Public Employees for Environmental Responsibility, a Washington, D.C.-based watchdog group, claims the park service broke its own policies with the decision by failing to involve the public in the decision-making process.
The group has filed an appeal and a notice of intent to sue over the decision.
“Unless NPS Director Jon Jarvis reverses the actions of his subordinates in response to an administrative appeal filed by PEER, management of this large south Florida park unit will soon be ensnarled in litigation,” PEER said in a press release.
The park service says it has a mandate to meet demand from multiple user groups, and says it did enable public comment by hosting a series of four meetings around the state. Additional reviews of the area showed more signs of human use in the section of the preserve north of I-70, according to a June 9 letter from the park service to PEER.
The plan for motorized use include a 25-fold expansion on non-wilderness corridors surrounding every trail, canal and road in the preserve. Increasing the buffer from .01 miles to .25 miles on both sides of every trail will accommodate large vehicles going off-trail and gouging large ruts through the swampy Big Cypress Preserve, according to the group.
Documents obtained by PEER also suggest that the park service used unprecedented criteria that may violate at least the spirit — if not the letter — of the Wilderness Act.

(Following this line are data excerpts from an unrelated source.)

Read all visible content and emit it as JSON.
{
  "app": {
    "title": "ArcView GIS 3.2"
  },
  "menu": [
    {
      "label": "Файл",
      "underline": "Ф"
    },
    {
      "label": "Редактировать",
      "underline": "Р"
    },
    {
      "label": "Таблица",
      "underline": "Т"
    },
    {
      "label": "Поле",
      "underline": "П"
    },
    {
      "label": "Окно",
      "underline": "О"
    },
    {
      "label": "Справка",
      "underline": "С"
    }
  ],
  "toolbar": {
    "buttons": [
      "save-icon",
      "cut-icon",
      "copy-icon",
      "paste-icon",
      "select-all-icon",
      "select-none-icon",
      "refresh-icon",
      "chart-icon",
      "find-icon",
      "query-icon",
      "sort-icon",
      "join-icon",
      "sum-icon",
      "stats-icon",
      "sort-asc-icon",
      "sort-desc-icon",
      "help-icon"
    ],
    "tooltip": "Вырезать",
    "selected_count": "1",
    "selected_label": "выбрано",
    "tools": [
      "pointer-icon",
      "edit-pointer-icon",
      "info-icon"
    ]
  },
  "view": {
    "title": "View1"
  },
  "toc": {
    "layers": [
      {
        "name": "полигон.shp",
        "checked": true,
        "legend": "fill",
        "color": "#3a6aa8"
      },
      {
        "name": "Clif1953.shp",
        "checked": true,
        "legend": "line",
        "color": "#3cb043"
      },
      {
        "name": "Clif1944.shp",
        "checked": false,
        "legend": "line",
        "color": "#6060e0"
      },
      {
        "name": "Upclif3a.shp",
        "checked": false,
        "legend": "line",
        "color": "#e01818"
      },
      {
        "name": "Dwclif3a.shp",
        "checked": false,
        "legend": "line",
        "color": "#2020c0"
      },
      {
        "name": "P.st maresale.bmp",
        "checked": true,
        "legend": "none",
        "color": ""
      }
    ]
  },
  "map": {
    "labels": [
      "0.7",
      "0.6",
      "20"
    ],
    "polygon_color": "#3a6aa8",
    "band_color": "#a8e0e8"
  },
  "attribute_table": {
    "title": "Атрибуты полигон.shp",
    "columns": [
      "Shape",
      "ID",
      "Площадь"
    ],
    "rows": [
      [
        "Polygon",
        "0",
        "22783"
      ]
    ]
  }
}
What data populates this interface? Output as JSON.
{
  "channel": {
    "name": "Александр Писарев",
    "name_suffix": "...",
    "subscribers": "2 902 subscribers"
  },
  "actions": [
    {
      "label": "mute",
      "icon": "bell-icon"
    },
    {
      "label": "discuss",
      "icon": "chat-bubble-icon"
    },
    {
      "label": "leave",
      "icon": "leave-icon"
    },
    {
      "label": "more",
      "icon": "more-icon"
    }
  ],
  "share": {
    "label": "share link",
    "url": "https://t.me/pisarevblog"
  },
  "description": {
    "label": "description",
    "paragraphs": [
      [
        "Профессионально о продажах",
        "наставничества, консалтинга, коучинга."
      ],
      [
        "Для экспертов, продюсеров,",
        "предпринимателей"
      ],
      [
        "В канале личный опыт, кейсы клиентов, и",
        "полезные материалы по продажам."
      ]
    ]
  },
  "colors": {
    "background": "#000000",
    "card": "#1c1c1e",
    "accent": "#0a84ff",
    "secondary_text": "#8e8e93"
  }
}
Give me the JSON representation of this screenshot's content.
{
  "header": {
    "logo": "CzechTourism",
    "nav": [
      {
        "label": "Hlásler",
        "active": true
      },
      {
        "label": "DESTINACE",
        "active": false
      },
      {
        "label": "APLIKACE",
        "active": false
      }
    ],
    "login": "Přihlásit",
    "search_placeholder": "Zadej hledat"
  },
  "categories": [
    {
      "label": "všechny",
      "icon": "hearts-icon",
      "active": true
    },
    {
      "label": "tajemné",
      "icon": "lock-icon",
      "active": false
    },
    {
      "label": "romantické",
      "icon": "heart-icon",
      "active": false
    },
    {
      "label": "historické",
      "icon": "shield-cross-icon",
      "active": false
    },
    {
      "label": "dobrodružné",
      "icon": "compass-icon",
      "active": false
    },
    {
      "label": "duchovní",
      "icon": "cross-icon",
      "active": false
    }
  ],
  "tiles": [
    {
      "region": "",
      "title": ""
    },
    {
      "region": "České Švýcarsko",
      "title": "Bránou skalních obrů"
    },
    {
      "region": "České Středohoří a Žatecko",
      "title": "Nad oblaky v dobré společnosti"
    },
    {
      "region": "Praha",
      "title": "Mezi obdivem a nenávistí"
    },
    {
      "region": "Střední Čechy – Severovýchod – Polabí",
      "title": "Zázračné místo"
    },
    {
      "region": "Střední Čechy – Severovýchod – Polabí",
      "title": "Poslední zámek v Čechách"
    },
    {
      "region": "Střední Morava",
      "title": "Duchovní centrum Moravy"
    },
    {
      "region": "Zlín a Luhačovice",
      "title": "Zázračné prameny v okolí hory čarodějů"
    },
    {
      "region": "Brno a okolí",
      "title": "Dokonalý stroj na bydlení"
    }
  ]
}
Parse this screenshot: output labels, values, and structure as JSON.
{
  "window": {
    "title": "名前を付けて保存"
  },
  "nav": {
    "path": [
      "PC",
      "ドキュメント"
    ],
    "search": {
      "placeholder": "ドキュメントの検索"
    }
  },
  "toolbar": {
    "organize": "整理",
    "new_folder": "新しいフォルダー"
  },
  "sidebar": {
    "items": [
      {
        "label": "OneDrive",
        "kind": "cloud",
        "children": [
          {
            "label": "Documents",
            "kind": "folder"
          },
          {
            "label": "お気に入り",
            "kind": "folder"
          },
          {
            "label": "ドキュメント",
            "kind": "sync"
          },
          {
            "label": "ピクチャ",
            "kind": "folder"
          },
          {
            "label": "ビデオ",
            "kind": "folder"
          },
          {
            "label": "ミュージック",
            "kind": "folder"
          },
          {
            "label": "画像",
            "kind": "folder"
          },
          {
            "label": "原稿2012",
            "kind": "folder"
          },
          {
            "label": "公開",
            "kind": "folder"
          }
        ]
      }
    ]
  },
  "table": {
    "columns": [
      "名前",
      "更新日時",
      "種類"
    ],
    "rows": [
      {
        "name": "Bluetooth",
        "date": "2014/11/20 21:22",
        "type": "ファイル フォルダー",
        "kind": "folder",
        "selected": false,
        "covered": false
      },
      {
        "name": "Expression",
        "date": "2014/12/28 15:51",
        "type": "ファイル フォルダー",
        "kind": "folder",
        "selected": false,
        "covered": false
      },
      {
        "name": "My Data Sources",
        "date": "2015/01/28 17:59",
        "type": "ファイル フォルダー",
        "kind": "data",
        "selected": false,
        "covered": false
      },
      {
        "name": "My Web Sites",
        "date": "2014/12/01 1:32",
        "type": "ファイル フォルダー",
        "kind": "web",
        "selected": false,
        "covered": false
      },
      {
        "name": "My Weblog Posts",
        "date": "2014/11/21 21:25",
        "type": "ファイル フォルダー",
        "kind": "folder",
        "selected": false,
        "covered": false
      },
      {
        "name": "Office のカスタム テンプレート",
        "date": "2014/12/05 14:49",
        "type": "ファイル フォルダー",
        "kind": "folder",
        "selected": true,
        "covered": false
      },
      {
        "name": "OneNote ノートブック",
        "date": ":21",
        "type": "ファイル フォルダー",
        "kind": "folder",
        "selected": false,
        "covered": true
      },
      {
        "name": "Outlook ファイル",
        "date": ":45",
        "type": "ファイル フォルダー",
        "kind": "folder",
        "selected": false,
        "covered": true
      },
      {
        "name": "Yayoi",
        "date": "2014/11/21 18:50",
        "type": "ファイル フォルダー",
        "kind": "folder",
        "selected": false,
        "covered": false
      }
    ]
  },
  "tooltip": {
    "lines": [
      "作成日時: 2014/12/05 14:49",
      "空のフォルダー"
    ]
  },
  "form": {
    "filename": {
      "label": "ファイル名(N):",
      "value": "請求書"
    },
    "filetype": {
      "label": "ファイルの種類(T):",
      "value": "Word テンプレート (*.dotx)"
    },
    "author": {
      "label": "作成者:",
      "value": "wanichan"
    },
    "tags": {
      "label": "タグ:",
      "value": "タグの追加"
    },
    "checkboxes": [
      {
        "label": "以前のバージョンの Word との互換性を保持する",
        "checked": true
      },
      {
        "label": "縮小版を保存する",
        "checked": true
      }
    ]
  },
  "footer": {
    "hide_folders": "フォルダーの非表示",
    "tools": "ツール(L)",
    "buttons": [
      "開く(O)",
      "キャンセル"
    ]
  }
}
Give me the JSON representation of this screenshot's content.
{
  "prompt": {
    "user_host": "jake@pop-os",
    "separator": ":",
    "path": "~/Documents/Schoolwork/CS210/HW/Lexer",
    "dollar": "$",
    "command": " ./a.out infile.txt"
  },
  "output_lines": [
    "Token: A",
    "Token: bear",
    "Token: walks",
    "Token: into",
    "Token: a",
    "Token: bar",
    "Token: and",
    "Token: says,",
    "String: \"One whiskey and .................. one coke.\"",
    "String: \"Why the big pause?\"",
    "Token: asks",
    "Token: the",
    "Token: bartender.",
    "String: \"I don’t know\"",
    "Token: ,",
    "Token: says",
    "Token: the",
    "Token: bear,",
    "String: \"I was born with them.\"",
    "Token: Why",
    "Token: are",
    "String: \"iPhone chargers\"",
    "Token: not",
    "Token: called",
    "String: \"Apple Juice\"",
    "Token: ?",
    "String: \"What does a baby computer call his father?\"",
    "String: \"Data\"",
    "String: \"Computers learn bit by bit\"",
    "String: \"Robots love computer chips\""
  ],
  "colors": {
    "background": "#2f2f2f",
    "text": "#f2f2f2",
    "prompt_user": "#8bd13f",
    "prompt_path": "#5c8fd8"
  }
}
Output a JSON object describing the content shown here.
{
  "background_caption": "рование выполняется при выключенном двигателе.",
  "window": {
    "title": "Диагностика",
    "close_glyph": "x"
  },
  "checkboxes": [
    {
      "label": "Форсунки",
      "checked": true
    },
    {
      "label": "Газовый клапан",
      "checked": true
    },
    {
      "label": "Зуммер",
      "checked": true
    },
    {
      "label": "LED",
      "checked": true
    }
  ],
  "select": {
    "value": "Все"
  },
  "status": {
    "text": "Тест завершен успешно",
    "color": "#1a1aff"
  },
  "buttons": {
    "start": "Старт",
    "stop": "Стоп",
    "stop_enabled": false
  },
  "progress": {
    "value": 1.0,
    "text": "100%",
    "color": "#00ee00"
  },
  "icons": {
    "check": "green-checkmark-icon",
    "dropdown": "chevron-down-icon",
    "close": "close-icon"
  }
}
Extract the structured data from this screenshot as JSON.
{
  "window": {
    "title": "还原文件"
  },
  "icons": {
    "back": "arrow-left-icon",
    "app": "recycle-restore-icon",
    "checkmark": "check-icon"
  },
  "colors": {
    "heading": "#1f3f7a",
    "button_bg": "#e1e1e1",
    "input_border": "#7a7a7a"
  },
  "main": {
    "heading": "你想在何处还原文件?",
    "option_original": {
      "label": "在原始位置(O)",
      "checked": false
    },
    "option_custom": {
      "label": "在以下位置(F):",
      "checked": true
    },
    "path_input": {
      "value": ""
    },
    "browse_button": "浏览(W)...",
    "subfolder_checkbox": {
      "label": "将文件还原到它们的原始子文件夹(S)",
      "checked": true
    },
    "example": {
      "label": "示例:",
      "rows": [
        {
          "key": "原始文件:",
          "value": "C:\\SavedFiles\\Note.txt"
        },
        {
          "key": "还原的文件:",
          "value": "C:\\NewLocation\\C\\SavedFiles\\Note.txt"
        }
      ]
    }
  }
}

“In Big Cypress, Park Service officials crudely gamed the process to reach a pre-determined result,” said PEER Executive Director Jeff Ruch. “Beyond the future of the Big Cypress National Preserve, this is about whether there is any integrity in Park Service decision-making,” Ruch added. “This appeal is the last chance Director Jarvis has to do the right thing before we see him in court.”
Background
In May 2009, the park service issued a draft plan for the new addition to the preserve, announcing that more than 111,000 acres of lands added tin 1988 were eligible as wilderness. Less than a year later, the agency officials decided that 40,000 of those wilderness acres should instead be open to motorized recreation, which is prohibited by law in designated wilderness.
More documents obtained by PEER show that, to make the changes, preserve superintendent Pedro Ramos and regional park service director David Vela first asked Director Jarvis to waive national Management Policies requiring that wilderness eligible lands be managed so as not to forfeit future designation as wilderness. Jarvis refused to grant the waiver, so Ramos and Vela did a very quick reassessment of the wilderness character of the target lands.
In late December 2010, PEER filed a complaint against the reassessment under the Data Quality Act, which requires agency decision documents to be accurate, reliable and consistent. In a June 9 letter, Regional Director Vela rejected the PEER complaint, now under review by the park service chief.